Armed with new understandings, it is a revealing experience to enter places in the city, that one might have explored in the BC (Before Corona) era. Some of these landmarks reveal themselves to be the architectural equivalent of self-isolation. Such as the Hijron ka Khanqah, in south Delhi’s Mehrauli. The first word in the name refers to transgender people who live in closely-knit communities. The second word implies a retreat in Persian.

Believed to be a Lodhi-era graveyard, the Hijron ka Khanqah lies like a secret in the heart of a congested bazaar. Its entrance, between store fronts, is barely perceptible to the eye. On entering, however, the world changes abruptly. Gone is the chaos of the bazaar. The airy courtyard opens out like a placid sea, with wavelets rippling along its surface. The waves are, in fact, the dozens of graves spread across the courtyard. On counting, they turn out to be exactly 50.

This sunny afternoon the clear sky over the Khanqah is like a blue ceiling. The place is empty except for its caretaker. He informs that the Khanqah is especially sacred to transgender people, who tend to be its only visitors, apart from rare sightseers interested in Delhi’s forgotten monuments.

The only daily intrusion to the Khanqah’s solitude is the sunlight that travels through the courtyard from morning to evening, turning the whole place into a kind of sundial with its play of shifting light and shadow.

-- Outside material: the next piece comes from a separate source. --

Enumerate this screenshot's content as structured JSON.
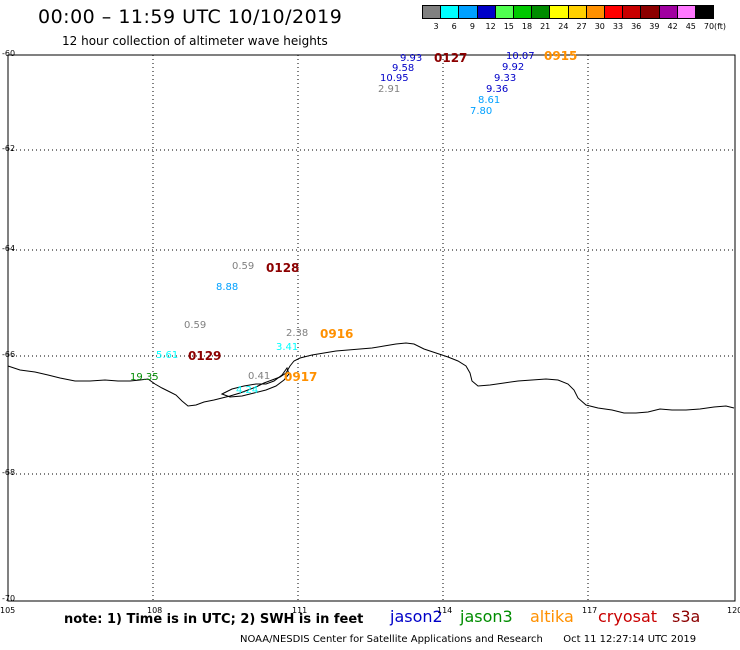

The pigeons, too, gather in large numbers. Some probably drop dead from the sky. Two birds are discovered lying lifeless.

Pointing to the courtyard’s only grave privileged enough to have a roof of its own, the caretaker explains that it is the burial spot of the sister of a man known as Sheikh Baba. Pilgrims usually come in “tolis” (groups) on Thursday afternoons, and offer flowers at the revered grave, perched under the shade of a giant neem tree. “They sit here in the courtyard, offer prayers and sometimes cook food.”

A partially broken staircase goes up to a terrace from which one can see the entire Khanqah in a single sweep of the eye. From here, the place loses its confidentiality, as you see the neighbourhood crammed all around it. This so-called retreat now appears very much part of the world, to the point of being absorbed by it and disappearing.